Field Name Description
sex sex of the organism from which the sample was obtained
disease_site

Affected organ

sample type

Affected organ

donor_id **

Identifier of the donor where the sample has been derived from

*Gender should be described as 'male', 'female' or 'unknown'. If 'unknown' due to a known sex chromosome aneuploidy, please create a user defined attribute called 'Sex chromosome karyotype' and add the appropriate value, for example, 'XXY'.

**Donor id (Subject id) should be a de-identified subject handle. If unknown, please add 'unknown' to the field.

***Phenotypes should, where possible, be an Experimental Factor Ontology accession. If a term cannot be found to describe your phenotype please use free text. All sample phenotypes considered important for further analysis of the data should be provided (for example, tumour type), additional phenotype attributes can be created by defining your own attributes; use the notion 'phenotype2', 'phenotype3', etc.

Register your Data Access Committee (DAC)

Further information on the role of your DAC

Register your Data Access Policy

Your Data Access Policy provides the terms and conditions of data use, this is also referred to as the Data Access Agreement (DAA). Completion of a DAA by the applicant/s should form part of the application process to the Data Access Committee (DAC).

Submitting your Runs and Analyses

This section is only for sequence data submission, for array-based submission it can be skipped. Please refer to our Submitting array based metadata

Runs Registration

We recommend that Fastq, BAM, and CRAM read files are submitted using Webin-CLI

When using this interface instead of Webin-CLI, raw sequences must be uploaded in one of the supported data formats before they can be submitted. The files can be uploaded using FTP or Aspera.

The study and the sequenced samples must be pre-registered before the raw reads are submitted. Please note that each individual study and sample should be registered only once. You will be asked to provide information about the sequencing libraries and instruments.

Submitting your Dataset

This section is only for sequence data submissions, for array based submissions it can be skipped. Please refer to our Submitting array based metadata

The dataset describes the data files, defined by the run (EGARXXXXXXXXXXX) and analysis (EGAZXXXXXXXXXXX) accessions that make up the dataset and links the collection of data files to a specified Data Access Committee and Data Access Policy.

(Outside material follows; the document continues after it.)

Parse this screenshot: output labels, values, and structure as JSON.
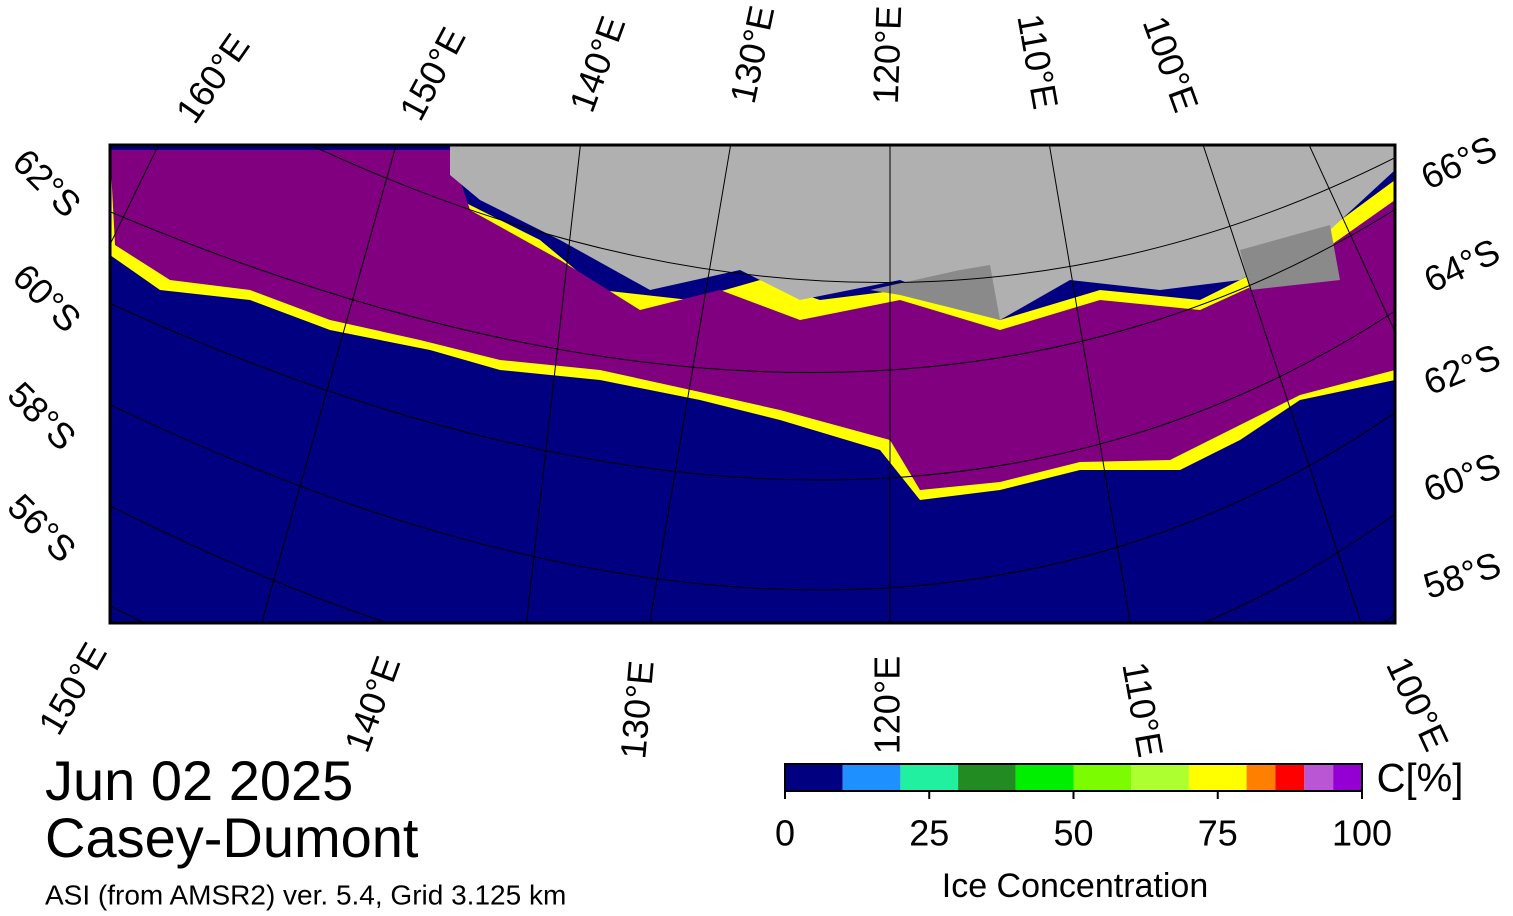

As a result, you must have registered your Reads and experiments, Data Access Committee (DAC) and Data access policy before submitting your Dataset.

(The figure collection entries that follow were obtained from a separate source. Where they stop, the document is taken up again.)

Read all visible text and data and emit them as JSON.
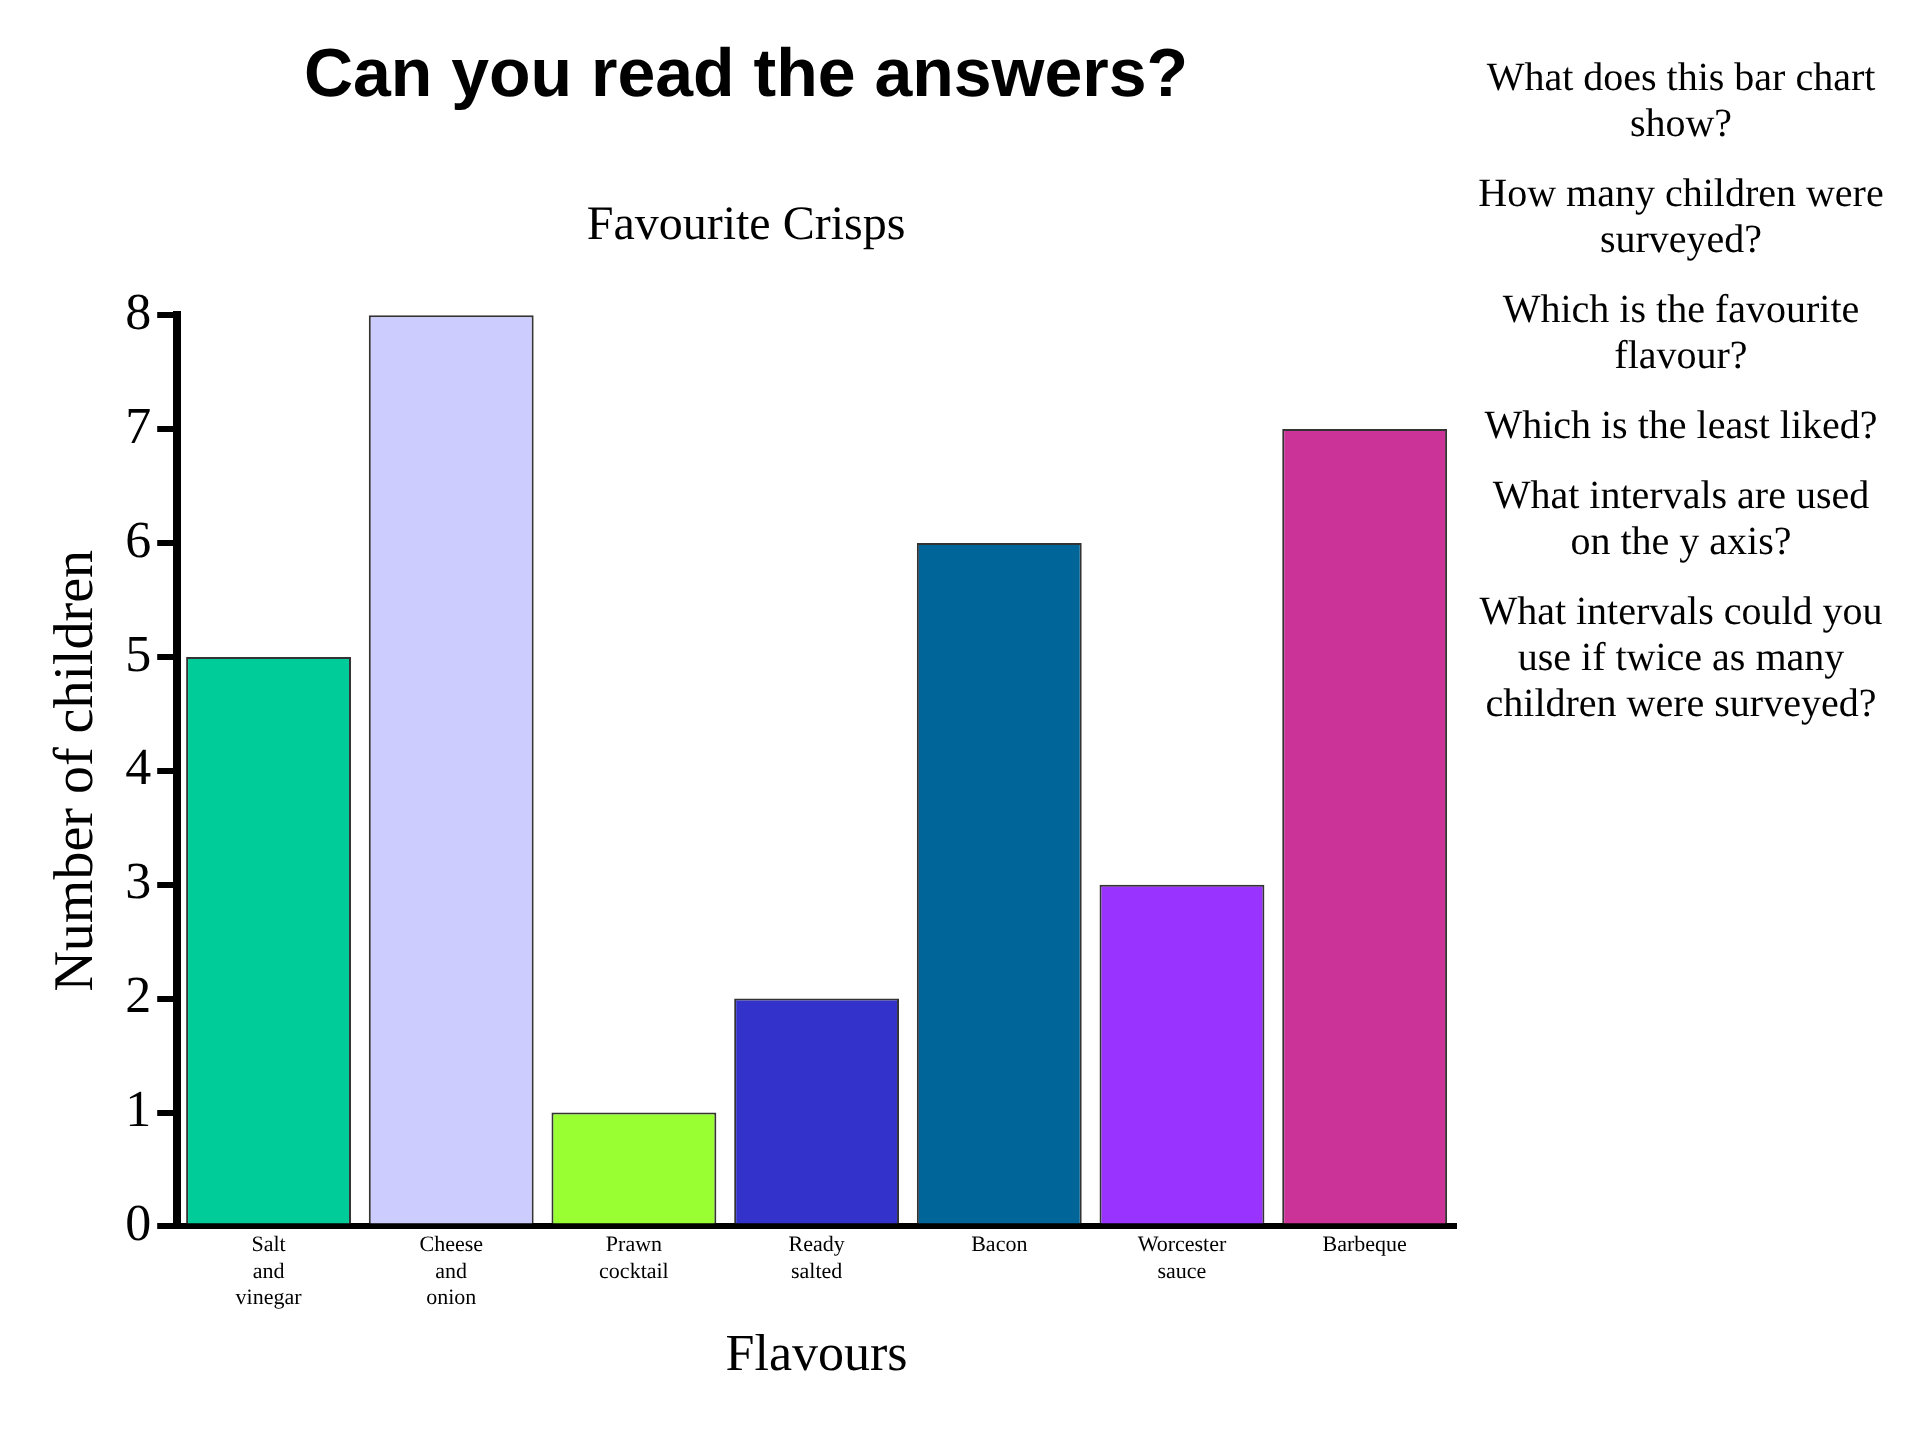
{
  "chart_data": {
    "type": "bar",
    "title": "Can you read the answers?",
    "subtitle": "Favourite Crisps",
    "xlabel": "Flavours",
    "ylabel": "Number of children",
    "categories": [
      "Salt and vinegar",
      "Cheese and onion",
      "Prawn cocktail",
      "Ready salted",
      "Bacon",
      "Worcester sauce",
      "Barbeque"
    ],
    "values": [
      5,
      8,
      1,
      2,
      6,
      3,
      7
    ],
    "colors": [
      "#00cc99",
      "#ccccff",
      "#99ff33",
      "#3333cc",
      "#006699",
      "#9933ff",
      "#cc3399"
    ],
    "ylim": [
      0,
      8
    ],
    "yticks": [
      0,
      1,
      2,
      3,
      4,
      5,
      6,
      7,
      8
    ],
    "grid": false,
    "legend": false,
    "annotations": [
      "What does this bar chart show?",
      "How many children were surveyed?",
      "Which is the favourite flavour?",
      "Which is the least liked?",
      "What intervals are used on the y axis?",
      "What intervals could you use if twice as many children were surveyed?"
    ]
  }
}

Please consider the number of datasets that your submission consists of, for example, a case control study is likely to consist of at least two datasets. In addition, we suggest that multiple datasets should be described for studies using the same samples but different sequence technologies. Please contact EGA Helpdesk for further assistance.

Datasets are automatically held (i.e. not released) unless they are affiliated to a study that has already been released.

Edit/update existing submission metadata

Go to the “Report” section of the object you would like to edit.

Locate the object and click on the arrow under action. An option menu will be displayed. Objects can be edited through their XML or with the WEBIN menu.

After an object has been edited, changes would be available on the website until the submission is released again. Please contact the EGA Helpdesk if you require further assistance.